What if he wanted to stay for breakfast? What if he wanted to stay for lunch and dinner? What if he wanted to stay, in general, as in, every day?
I don’t want a man hanging around every day. I need my privacy. I need to be alone. I don’t need his opinion or his thoughts about my life. I don’t want to change, nor will I, to accommodate him. Men don’t live up to expectations. I know that from my Unfortunate Marriage.
I shouldn’t lump all men together, like weeds invading a rose garden, or a comet heading toward Earth.
But, generally, for excitement, women should study the Hubble Space Telescope and the technology there. What else is out there in our galaxy and beyond? Now, that is thrilling.
But Toran would be thrilling, too.
I thought about him naked.
Oh yes. He would be even better than the Hubble Space Telescope.
4
“I found these before I had our old house demolished.”
Toran handed me a battered cardboard box after we had fish and chips and white wine on his deck for dinner.
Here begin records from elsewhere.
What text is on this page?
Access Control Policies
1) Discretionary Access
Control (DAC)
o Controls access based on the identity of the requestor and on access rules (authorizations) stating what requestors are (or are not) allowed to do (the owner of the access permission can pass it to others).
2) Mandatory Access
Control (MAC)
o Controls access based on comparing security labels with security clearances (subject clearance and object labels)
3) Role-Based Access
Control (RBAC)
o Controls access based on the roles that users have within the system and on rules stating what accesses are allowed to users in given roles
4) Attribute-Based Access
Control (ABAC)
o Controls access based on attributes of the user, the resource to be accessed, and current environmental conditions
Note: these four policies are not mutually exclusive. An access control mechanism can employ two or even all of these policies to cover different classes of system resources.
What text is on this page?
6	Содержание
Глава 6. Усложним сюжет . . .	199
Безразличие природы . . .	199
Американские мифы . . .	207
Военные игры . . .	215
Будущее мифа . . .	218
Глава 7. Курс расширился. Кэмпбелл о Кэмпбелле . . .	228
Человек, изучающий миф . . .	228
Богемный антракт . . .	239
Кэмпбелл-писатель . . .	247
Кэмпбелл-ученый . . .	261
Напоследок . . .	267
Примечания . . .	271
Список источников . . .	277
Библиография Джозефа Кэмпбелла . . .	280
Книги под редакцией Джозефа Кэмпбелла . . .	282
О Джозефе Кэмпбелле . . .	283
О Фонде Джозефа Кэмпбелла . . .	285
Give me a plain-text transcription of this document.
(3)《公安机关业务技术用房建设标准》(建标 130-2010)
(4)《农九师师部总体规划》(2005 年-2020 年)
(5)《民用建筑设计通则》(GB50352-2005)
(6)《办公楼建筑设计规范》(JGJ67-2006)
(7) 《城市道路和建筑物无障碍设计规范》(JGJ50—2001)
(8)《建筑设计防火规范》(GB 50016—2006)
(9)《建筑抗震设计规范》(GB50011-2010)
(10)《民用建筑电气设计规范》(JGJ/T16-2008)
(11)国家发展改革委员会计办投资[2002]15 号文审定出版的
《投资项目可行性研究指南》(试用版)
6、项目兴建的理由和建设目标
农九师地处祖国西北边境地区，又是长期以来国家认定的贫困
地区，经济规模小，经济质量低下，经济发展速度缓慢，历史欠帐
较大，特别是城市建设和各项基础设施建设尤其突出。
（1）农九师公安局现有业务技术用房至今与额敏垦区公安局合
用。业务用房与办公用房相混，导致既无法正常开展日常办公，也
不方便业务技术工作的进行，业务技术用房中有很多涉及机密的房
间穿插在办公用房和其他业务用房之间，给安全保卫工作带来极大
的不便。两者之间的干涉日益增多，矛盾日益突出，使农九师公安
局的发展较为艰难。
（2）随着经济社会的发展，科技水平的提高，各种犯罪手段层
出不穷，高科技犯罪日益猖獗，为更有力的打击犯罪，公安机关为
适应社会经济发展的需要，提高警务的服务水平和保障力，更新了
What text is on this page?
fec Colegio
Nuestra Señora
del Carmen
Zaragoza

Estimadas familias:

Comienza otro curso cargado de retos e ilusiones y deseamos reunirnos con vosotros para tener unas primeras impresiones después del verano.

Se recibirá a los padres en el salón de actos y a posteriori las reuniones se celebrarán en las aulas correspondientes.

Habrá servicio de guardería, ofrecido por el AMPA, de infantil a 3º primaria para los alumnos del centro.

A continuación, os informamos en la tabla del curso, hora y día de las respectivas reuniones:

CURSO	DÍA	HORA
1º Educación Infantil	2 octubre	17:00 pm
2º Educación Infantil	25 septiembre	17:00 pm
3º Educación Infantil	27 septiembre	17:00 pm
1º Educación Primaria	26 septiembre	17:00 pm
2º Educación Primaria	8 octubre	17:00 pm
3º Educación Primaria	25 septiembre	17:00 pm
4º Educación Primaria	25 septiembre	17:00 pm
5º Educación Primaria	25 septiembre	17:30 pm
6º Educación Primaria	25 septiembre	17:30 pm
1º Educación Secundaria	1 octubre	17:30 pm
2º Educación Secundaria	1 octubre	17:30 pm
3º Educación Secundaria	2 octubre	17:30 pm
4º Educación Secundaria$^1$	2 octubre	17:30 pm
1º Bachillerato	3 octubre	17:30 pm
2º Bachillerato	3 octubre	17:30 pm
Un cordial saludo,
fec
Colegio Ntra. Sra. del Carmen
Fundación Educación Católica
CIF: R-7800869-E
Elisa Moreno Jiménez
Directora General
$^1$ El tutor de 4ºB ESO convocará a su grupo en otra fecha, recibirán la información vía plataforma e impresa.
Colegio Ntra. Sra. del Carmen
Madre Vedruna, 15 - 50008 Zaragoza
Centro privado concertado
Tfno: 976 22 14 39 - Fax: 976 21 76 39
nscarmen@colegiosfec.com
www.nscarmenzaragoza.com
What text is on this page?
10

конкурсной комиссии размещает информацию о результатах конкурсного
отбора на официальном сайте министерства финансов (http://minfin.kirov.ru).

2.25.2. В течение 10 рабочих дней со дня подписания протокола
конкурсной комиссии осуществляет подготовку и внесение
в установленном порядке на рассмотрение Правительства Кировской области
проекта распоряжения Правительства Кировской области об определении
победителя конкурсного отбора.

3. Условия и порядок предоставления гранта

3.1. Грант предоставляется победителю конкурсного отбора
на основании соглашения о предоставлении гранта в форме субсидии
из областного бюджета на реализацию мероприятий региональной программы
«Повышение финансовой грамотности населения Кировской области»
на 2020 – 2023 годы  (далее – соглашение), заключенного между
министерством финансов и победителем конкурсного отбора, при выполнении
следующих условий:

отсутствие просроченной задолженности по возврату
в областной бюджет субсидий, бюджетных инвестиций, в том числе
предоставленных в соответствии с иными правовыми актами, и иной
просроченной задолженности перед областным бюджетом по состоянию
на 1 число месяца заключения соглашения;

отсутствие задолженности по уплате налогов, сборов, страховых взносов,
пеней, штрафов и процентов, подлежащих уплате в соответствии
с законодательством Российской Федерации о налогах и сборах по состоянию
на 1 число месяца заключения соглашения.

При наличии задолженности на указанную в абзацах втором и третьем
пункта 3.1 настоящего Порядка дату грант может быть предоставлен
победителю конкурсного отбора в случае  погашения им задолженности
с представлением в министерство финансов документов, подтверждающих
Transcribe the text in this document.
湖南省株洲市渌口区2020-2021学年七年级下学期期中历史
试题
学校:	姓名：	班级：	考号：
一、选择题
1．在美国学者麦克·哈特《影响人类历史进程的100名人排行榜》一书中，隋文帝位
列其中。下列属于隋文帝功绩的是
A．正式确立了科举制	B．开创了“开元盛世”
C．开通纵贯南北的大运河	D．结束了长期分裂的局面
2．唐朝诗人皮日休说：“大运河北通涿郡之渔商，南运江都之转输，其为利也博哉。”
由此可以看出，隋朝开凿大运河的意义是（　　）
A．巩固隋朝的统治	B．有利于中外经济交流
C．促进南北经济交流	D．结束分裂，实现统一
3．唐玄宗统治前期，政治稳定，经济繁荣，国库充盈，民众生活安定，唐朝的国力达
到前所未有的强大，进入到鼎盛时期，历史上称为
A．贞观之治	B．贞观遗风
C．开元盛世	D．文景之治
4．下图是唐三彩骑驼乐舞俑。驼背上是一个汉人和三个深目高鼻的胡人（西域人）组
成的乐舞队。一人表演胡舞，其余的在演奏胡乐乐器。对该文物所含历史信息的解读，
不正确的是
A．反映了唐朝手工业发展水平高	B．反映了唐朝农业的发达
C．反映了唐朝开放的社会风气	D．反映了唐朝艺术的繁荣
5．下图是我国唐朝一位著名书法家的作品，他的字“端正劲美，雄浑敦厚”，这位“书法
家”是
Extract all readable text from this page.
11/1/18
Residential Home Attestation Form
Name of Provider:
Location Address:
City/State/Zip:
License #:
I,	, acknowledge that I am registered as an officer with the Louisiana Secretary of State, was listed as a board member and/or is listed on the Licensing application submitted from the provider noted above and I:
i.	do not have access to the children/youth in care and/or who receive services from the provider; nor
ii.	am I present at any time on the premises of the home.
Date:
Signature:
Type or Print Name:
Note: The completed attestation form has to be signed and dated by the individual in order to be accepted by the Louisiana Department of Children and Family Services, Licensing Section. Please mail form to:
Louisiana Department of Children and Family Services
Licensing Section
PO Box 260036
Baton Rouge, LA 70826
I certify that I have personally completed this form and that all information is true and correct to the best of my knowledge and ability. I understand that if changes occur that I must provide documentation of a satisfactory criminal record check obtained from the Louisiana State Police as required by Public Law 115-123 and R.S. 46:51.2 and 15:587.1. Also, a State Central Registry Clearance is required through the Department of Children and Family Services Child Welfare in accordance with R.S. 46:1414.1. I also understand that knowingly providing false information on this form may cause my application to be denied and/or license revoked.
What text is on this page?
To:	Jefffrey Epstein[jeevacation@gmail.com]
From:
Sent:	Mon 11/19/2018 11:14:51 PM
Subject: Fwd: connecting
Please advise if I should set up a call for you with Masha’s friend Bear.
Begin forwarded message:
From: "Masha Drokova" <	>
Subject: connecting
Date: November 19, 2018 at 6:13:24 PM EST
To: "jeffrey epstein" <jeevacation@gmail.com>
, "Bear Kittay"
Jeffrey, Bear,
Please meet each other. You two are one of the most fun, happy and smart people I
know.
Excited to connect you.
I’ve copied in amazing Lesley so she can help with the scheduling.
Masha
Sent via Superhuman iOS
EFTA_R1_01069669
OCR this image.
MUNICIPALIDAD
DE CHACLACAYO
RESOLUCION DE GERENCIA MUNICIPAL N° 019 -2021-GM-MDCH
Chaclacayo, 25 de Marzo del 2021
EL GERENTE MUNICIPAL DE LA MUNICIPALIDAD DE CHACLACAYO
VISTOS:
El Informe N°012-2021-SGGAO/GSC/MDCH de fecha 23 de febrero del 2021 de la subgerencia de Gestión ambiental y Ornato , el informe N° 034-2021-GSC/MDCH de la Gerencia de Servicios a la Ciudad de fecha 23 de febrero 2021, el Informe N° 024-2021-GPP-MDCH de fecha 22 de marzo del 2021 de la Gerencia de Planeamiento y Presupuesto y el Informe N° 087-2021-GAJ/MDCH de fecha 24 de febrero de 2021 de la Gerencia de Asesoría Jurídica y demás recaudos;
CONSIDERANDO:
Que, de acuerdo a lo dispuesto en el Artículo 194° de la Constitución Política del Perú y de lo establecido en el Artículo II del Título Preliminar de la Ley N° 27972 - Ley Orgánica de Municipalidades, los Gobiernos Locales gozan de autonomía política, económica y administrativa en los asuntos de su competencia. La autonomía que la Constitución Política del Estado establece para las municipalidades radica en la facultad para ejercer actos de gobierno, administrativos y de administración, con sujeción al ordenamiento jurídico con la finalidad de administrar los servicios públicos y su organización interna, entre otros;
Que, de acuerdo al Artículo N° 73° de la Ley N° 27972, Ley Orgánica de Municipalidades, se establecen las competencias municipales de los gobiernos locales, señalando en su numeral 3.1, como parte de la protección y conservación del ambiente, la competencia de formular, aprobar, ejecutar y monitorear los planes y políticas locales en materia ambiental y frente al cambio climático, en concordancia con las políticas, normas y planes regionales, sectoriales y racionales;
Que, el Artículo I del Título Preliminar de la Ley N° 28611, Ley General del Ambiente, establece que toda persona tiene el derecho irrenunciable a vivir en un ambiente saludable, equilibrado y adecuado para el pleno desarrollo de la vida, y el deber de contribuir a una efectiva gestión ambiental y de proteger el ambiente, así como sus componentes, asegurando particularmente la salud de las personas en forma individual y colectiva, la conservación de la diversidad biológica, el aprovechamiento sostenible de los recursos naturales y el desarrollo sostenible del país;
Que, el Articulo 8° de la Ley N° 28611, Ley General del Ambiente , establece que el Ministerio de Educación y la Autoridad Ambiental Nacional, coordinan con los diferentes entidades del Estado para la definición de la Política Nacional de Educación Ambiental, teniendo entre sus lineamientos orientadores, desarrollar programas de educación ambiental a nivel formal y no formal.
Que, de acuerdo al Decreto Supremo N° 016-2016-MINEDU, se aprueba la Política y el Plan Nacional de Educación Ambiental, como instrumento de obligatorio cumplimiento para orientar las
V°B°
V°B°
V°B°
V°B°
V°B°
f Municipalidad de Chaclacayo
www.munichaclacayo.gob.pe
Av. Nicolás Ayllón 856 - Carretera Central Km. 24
His view was peaceful, panoramic. The ocean spread out in the distance like a blue-black blanket with frothy lace on the ends.
“What’s in it?” I fiddled with the top button of my beige blouse. After I had showered, I had paired it with my dark brown skirt and a brown sweater with a blue, smiling whale on the left shoulder.
“Open it, but be prepared, Charlotte.”
I studied his face. He had a hard jaw and lines fanning out from his eyes. He was the kind of man who would get even more deadly handsome as he aged. “Okay. I’ll be prepared.”
Inside the box there was a stack of letters tied with straw. My name was written on the outside of each envelope.
Charlotte
Queen Charlotte
Charlotte Mackintosh
My friend, Char
Charlotty
My hands shook as I took them out. “What?” My voice was stricken. “What are these?” But I knew. I knew what they were.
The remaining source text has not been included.